Twenty years ago, the Poetry Society published a series called First Loves in which we asked distinguished poets, including W.S. Merwin, Ntozake Shange, and Robert Creeley, to reflect on the poems that first captured their imaginations. The series eventually became a book, edited by Carmela Ciuraru, titled First Loves: Poets Introduce the Essential Poems that Captivated and Inspired Them. Here, we revisit that question with a new generation of poets, revealing how poetic influences both endure and change.
Peter Gizzi on Michael Gizzi's poem "Requiem in March"
In March 1972, I sat in the den watching a movie with my mother while we waited for my father to come home from a business trip. I was 12. An announcement suddenly interrupted the movie: a plane had crashed in Albany. The broadcast cut to the crash site and showed a ruined house that the plane had demolished. I knew at once that it was the plane my father was on. Although we waited hours to find out the news, I knew in my heart he was gone. The instantaneous shock I felt and my new understanding of the absolute irrevocability of the world cut me, deep. That loss opened a wound I have carried my entire life. My father was my world in my childhood, the person I loved most. But childhood ended that night. I was filled with disbelief and kept going over what had happened in my mind, trying to create a different outcome. My grief grew as true and solid as an oak tree, and I lived in total outrage that such a thing could happen. Everything people said to comfort me only made me angry at how empty it sounded.

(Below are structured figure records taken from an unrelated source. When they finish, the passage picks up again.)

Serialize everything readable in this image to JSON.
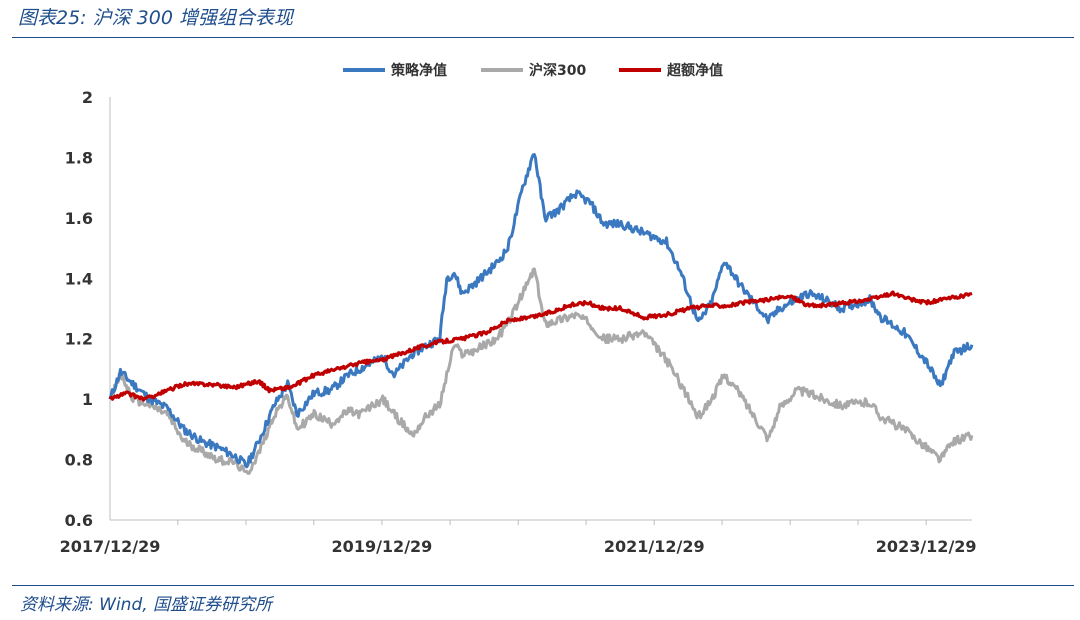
{
  "header": {
    "figure_title": "图表25:  沪深 300 增强组合表现"
  },
  "footer": {
    "source": "资料来源:  Wind,  国盛证券研究所"
  },
  "colors": {
    "strategy": "#3a78c0",
    "index": "#a9a9a9",
    "excess": "#c00000",
    "accent": "#1f4e8c"
  },
  "chart_data": {
    "type": "line",
    "title": "",
    "xlabel": "",
    "ylabel": "",
    "ylim": [
      0.6,
      2.0
    ],
    "yticks": [
      "0.6",
      "0.8",
      "1",
      "1.2",
      "1.4",
      "1.6",
      "1.8",
      "2"
    ],
    "xticks": [
      "2017/12/29",
      "2019/12/29",
      "2021/12/29",
      "2023/12/29"
    ],
    "x_range": [
      "2017/12/29",
      "2024/04/30"
    ],
    "grid": false,
    "legend_position": "top-center",
    "series": [
      {
        "name": "策略净值",
        "color": "#3a78c0",
        "points": [
          [
            "2017/12/29",
            1.0
          ],
          [
            "2018/01/26",
            1.09
          ],
          [
            "2018/03/01",
            1.05
          ],
          [
            "2018/04/15",
            1.0
          ],
          [
            "2018/06/01",
            0.97
          ],
          [
            "2018/07/15",
            0.9
          ],
          [
            "2018/09/01",
            0.86
          ],
          [
            "2018/10/15",
            0.84
          ],
          [
            "2018/12/01",
            0.81
          ],
          [
            "2018/12/31",
            0.78
          ],
          [
            "2019/02/01",
            0.86
          ],
          [
            "2019/03/15",
            0.98
          ],
          [
            "2019/04/20",
            1.05
          ],
          [
            "2019/05/15",
            0.95
          ],
          [
            "2019/06/30",
            1.02
          ],
          [
            "2019/08/15",
            1.03
          ],
          [
            "2019/09/30",
            1.08
          ],
          [
            "2019/10/31",
            1.1
          ],
          [
            "2019/12/31",
            1.14
          ],
          [
            "2020/01/31",
            1.08
          ],
          [
            "2020/03/20",
            1.15
          ],
          [
            "2020/04/30",
            1.18
          ],
          [
            "2020/06/01",
            1.2
          ],
          [
            "2020/06/20",
            1.4
          ],
          [
            "2020/07/10",
            1.42
          ],
          [
            "2020/07/31",
            1.35
          ],
          [
            "2020/09/01",
            1.38
          ],
          [
            "2020/11/01",
            1.45
          ],
          [
            "2020/12/01",
            1.5
          ],
          [
            "2021/01/10",
            1.7
          ],
          [
            "2021/02/10",
            1.82
          ],
          [
            "2021/03/10",
            1.6
          ],
          [
            "2021/04/10",
            1.62
          ],
          [
            "2021/06/01",
            1.68
          ],
          [
            "2021/07/10",
            1.65
          ],
          [
            "2021/08/15",
            1.58
          ],
          [
            "2021/10/01",
            1.58
          ],
          [
            "2021/12/01",
            1.55
          ],
          [
            "2022/01/31",
            1.52
          ],
          [
            "2022/03/10",
            1.42
          ],
          [
            "2022/04/26",
            1.25
          ],
          [
            "2022/06/01",
            1.32
          ],
          [
            "2022/07/05",
            1.46
          ],
          [
            "2022/08/15",
            1.38
          ],
          [
            "2022/10/31",
            1.26
          ],
          [
            "2022/12/01",
            1.3
          ],
          [
            "2023/01/15",
            1.33
          ],
          [
            "2023/02/15",
            1.35
          ],
          [
            "2023/03/31",
            1.33
          ],
          [
            "2023/05/15",
            1.3
          ],
          [
            "2023/07/31",
            1.33
          ],
          [
            "2023/08/31",
            1.27
          ],
          [
            "2023/10/31",
            1.22
          ],
          [
            "2023/12/31",
            1.12
          ],
          [
            "2024/02/05",
            1.04
          ],
          [
            "2024/03/10",
            1.15
          ],
          [
            "2024/04/30",
            1.18
          ]
        ]
      },
      {
        "name": "沪深300",
        "color": "#a9a9a9",
        "points": [
          [
            "2017/12/29",
            1.0
          ],
          [
            "2018/01/26",
            1.08
          ],
          [
            "2018/03/01",
            1.0
          ],
          [
            "2018/04/15",
            0.98
          ],
          [
            "2018/06/01",
            0.95
          ],
          [
            "2018/07/15",
            0.86
          ],
          [
            "2018/09/01",
            0.83
          ],
          [
            "2018/10/15",
            0.8
          ],
          [
            "2018/12/01",
            0.79
          ],
          [
            "2018/12/31",
            0.75
          ],
          [
            "2019/02/01",
            0.82
          ],
          [
            "2019/03/15",
            0.95
          ],
          [
            "2019/04/20",
            1.01
          ],
          [
            "2019/05/15",
            0.9
          ],
          [
            "2019/06/30",
            0.95
          ],
          [
            "2019/08/15",
            0.92
          ],
          [
            "2019/09/30",
            0.96
          ],
          [
            "2019/10/31",
            0.95
          ],
          [
            "2019/12/31",
            1.0
          ],
          [
            "2020/01/31",
            0.95
          ],
          [
            "2020/03/20",
            0.88
          ],
          [
            "2020/04/30",
            0.95
          ],
          [
            "2020/06/01",
            0.98
          ],
          [
            "2020/06/20",
            1.08
          ],
          [
            "2020/07/10",
            1.18
          ],
          [
            "2020/07/31",
            1.15
          ],
          [
            "2020/09/01",
            1.16
          ],
          [
            "2020/11/01",
            1.2
          ],
          [
            "2020/12/01",
            1.25
          ],
          [
            "2021/01/10",
            1.35
          ],
          [
            "2021/02/10",
            1.43
          ],
          [
            "2021/03/10",
            1.25
          ],
          [
            "2021/04/10",
            1.26
          ],
          [
            "2021/06/01",
            1.28
          ],
          [
            "2021/07/10",
            1.25
          ],
          [
            "2021/08/15",
            1.2
          ],
          [
            "2021/10/01",
            1.2
          ],
          [
            "2021/12/01",
            1.22
          ],
          [
            "2022/01/31",
            1.13
          ],
          [
            "2022/03/10",
            1.05
          ],
          [
            "2022/04/26",
            0.94
          ],
          [
            "2022/06/01",
            1.0
          ],
          [
            "2022/07/05",
            1.08
          ],
          [
            "2022/08/15",
            1.02
          ],
          [
            "2022/10/31",
            0.87
          ],
          [
            "2022/12/01",
            0.97
          ],
          [
            "2023/01/15",
            1.03
          ],
          [
            "2023/02/15",
            1.02
          ],
          [
            "2023/03/31",
            1.0
          ],
          [
            "2023/05/15",
            0.98
          ],
          [
            "2023/07/31",
            0.99
          ],
          [
            "2023/08/31",
            0.94
          ],
          [
            "2023/10/31",
            0.9
          ],
          [
            "2023/12/31",
            0.84
          ],
          [
            "2024/02/05",
            0.8
          ],
          [
            "2024/03/10",
            0.86
          ],
          [
            "2024/04/30",
            0.88
          ]
        ]
      },
      {
        "name": "超额净值",
        "color": "#c00000",
        "points": [
          [
            "2017/12/29",
            1.0
          ],
          [
            "2018/02/10",
            1.02
          ],
          [
            "2018/04/01",
            1.0
          ],
          [
            "2018/05/15",
            1.02
          ],
          [
            "2018/07/15",
            1.05
          ],
          [
            "2018/09/15",
            1.05
          ],
          [
            "2018/11/30",
            1.04
          ],
          [
            "2019/01/31",
            1.06
          ],
          [
            "2019/03/01",
            1.03
          ],
          [
            "2019/04/30",
            1.04
          ],
          [
            "2019/07/01",
            1.08
          ],
          [
            "2019/09/01",
            1.1
          ],
          [
            "2019/11/01",
            1.12
          ],
          [
            "2019/12/31",
            1.13
          ],
          [
            "2020/02/15",
            1.15
          ],
          [
            "2020/04/01",
            1.17
          ],
          [
            "2020/06/01",
            1.19
          ],
          [
            "2020/08/01",
            1.2
          ],
          [
            "2020/10/01",
            1.22
          ],
          [
            "2020/12/01",
            1.26
          ],
          [
            "2021/02/01",
            1.27
          ],
          [
            "2021/04/01",
            1.29
          ],
          [
            "2021/05/15",
            1.31
          ],
          [
            "2021/07/01",
            1.32
          ],
          [
            "2021/08/15",
            1.3
          ],
          [
            "2021/10/01",
            1.3
          ],
          [
            "2021/12/01",
            1.27
          ],
          [
            "2022/02/01",
            1.28
          ],
          [
            "2022/04/01",
            1.3
          ],
          [
            "2022/06/01",
            1.31
          ],
          [
            "2022/07/15",
            1.31
          ],
          [
            "2022/09/01",
            1.32
          ],
          [
            "2022/11/01",
            1.33
          ],
          [
            "2023/01/01",
            1.34
          ],
          [
            "2023/02/15",
            1.31
          ],
          [
            "2023/04/01",
            1.31
          ],
          [
            "2023/06/01",
            1.32
          ],
          [
            "2023/08/01",
            1.33
          ],
          [
            "2023/10/01",
            1.35
          ],
          [
            "2023/11/15",
            1.33
          ],
          [
            "2023/12/31",
            1.32
          ],
          [
            "2024/02/15",
            1.33
          ],
          [
            "2024/03/31",
            1.34
          ],
          [
            "2024/04/30",
            1.35
          ]
        ]
      }
    ]
  }
}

A year later, my eldest brother, the late poet Michael Gizzi, wrote an astonishing poem; he was 23. The poem, “Requiem in March,” contains the lines, “if it was only a plane crash / why didn’t you walk from the wreckage?” Those lines floored me. Their words amazed me. What Michael had written was the only true thing that could have been said about what had happened. It was so true, in fact, that when I read those words a light went on that still burns. With majesty and mystery, poetry can say the truth and transform reality while posing the hardest questions. Wasn’t my father bigger than a plane crash? I thought so. Michael’s lines placed me at a profound threshold and I began reading poetry every day, as I have done ever since. It took years for me to find a voice, but I have found one and it continues to surprise me. What are we actually writing throughout our lives? I have come to realize that in my case I have been writing my personhood. My poetry is who I am down to the core, even though I do not write autobiographical verse. I have built a syntax and a language to understand myself in the world. The feeling is like looking up at the starry night sky and realizing that I am just a piece of a vast, unstable, multiplying narrative, that I am neither bigger nor smaller than anything: I am the right size, tuned in and connected to a multiplicity and a mystery. Poetry has given me a life, a way to live.